/ News / ARTBA Honors Texas A&M Professor & Retired ORAFOL Leader with Prestigious Highway Safety Award

ARTBA Honors Texas A&M Professor & Retired ORAFOL Leader with Prestigious Highway Safety Award

Parul Dubey on July 9, 2018 - in News, People

(WASHINGTON) – Gene Hawkins, a professor in the Zachry Department of Civil Engineering at Texas A&M University, and retired ORAFOL Americas leader Tom Flaherty, are the respective public and private sector recipients of the American Road & Transportation Builders Association’s (ARTBA) 2018 “Jake Landen Memorial Safety Award.”
 
Established in 1979 by ARTBA’s Traffic Safety Industry Division (TSID), the Landen Award is presented annually to those individuals who have “made significant and lasting contributions to the safety of our nation’s highways.”  To be eligible, a person must have been employed, or be retired from, a private business or publicly-funded organization, made a significant contribution to highway safety and be nominated by a TSID member.
 
The two were honored last month during the TSID’s annual summer meeting in Denver, Colo.
 
Flaherty spent more than three decades advocating the need for improved retroreflectivity in roadway and vehicle signs and markings to enhance motorist information in both long-term road operations and shorter-term construction operations.  
 
Flaherty, who began his career in traffic safety in 1987, spent 25 years with Reflexite Americas (acquired by ORAFOL in 2011).  He served on several industry committees and boards, including ARTBA’s TSID board, the American Traffic Safety Services Association board, and the National Committee on Uniform Traffic Control Devices (NCUTCD) Temporary Traffic Control Technical Committee.
 
Hawkins also holds a joint appointment as a research engineer with the Texas A&M Transportation Institute (TTI).  He’s spent 32 years in College Station.
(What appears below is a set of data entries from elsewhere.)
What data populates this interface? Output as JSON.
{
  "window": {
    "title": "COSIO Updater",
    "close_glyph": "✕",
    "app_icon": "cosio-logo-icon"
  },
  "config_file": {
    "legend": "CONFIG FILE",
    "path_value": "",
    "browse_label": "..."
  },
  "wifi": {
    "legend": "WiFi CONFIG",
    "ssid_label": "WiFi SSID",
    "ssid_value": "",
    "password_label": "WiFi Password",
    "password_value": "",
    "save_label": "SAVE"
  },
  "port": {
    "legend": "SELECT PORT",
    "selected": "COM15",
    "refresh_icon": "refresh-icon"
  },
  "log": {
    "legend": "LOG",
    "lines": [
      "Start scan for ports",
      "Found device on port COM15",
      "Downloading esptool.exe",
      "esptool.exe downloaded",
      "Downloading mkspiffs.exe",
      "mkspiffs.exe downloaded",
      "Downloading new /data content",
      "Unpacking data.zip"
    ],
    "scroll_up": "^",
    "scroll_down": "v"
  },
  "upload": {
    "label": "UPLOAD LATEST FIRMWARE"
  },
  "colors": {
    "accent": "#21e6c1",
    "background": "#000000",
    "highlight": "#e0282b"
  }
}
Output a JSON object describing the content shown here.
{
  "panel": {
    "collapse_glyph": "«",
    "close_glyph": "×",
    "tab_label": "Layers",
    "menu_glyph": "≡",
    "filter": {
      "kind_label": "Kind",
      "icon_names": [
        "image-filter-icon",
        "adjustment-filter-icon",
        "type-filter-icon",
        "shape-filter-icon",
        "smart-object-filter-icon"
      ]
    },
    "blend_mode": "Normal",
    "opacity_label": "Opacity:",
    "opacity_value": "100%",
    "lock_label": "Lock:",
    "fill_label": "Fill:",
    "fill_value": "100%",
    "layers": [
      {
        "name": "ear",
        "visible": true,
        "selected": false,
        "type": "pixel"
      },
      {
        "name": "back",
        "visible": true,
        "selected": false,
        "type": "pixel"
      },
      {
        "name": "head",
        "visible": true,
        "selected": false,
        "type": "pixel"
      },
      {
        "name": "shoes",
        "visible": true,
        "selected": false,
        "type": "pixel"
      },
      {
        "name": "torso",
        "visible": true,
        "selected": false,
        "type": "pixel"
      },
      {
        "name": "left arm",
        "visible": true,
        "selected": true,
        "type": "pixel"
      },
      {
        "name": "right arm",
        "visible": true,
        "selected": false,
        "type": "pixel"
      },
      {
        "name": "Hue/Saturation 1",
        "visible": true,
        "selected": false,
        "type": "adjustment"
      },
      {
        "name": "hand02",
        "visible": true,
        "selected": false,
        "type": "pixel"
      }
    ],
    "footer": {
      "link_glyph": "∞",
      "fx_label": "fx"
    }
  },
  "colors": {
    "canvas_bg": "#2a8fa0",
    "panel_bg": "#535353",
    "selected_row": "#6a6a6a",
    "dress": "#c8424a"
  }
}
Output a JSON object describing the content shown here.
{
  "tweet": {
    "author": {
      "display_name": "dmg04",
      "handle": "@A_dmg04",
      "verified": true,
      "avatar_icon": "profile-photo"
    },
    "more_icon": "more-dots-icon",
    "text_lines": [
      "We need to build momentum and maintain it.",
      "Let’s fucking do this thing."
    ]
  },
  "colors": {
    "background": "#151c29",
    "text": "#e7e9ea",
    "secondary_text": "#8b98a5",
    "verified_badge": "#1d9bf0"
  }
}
Prior to joining TTI, he worked in the private sector for several consulting firms.
 
Hawkins currently serves as the chair of the NCUTCD and is active in both the Institute of Transportation Engineers (ITE) and the Transportation Research Board.  He has received multiple awards, including the 2012 ITE Wilbur S. Smith “Distinguished Transportation Educator Award,” the 2010 Texas ITE “Transportation Engineer of the Year,” and the TTI/Trinity “Outstanding Researcher Award” in 1998.
 
Established in 1902, Washington, D.C.-based ARTBA is the “consensus voice” of the U.S. transportation design and construction industry before Congress, federal agencies, the White House, news media and the general public.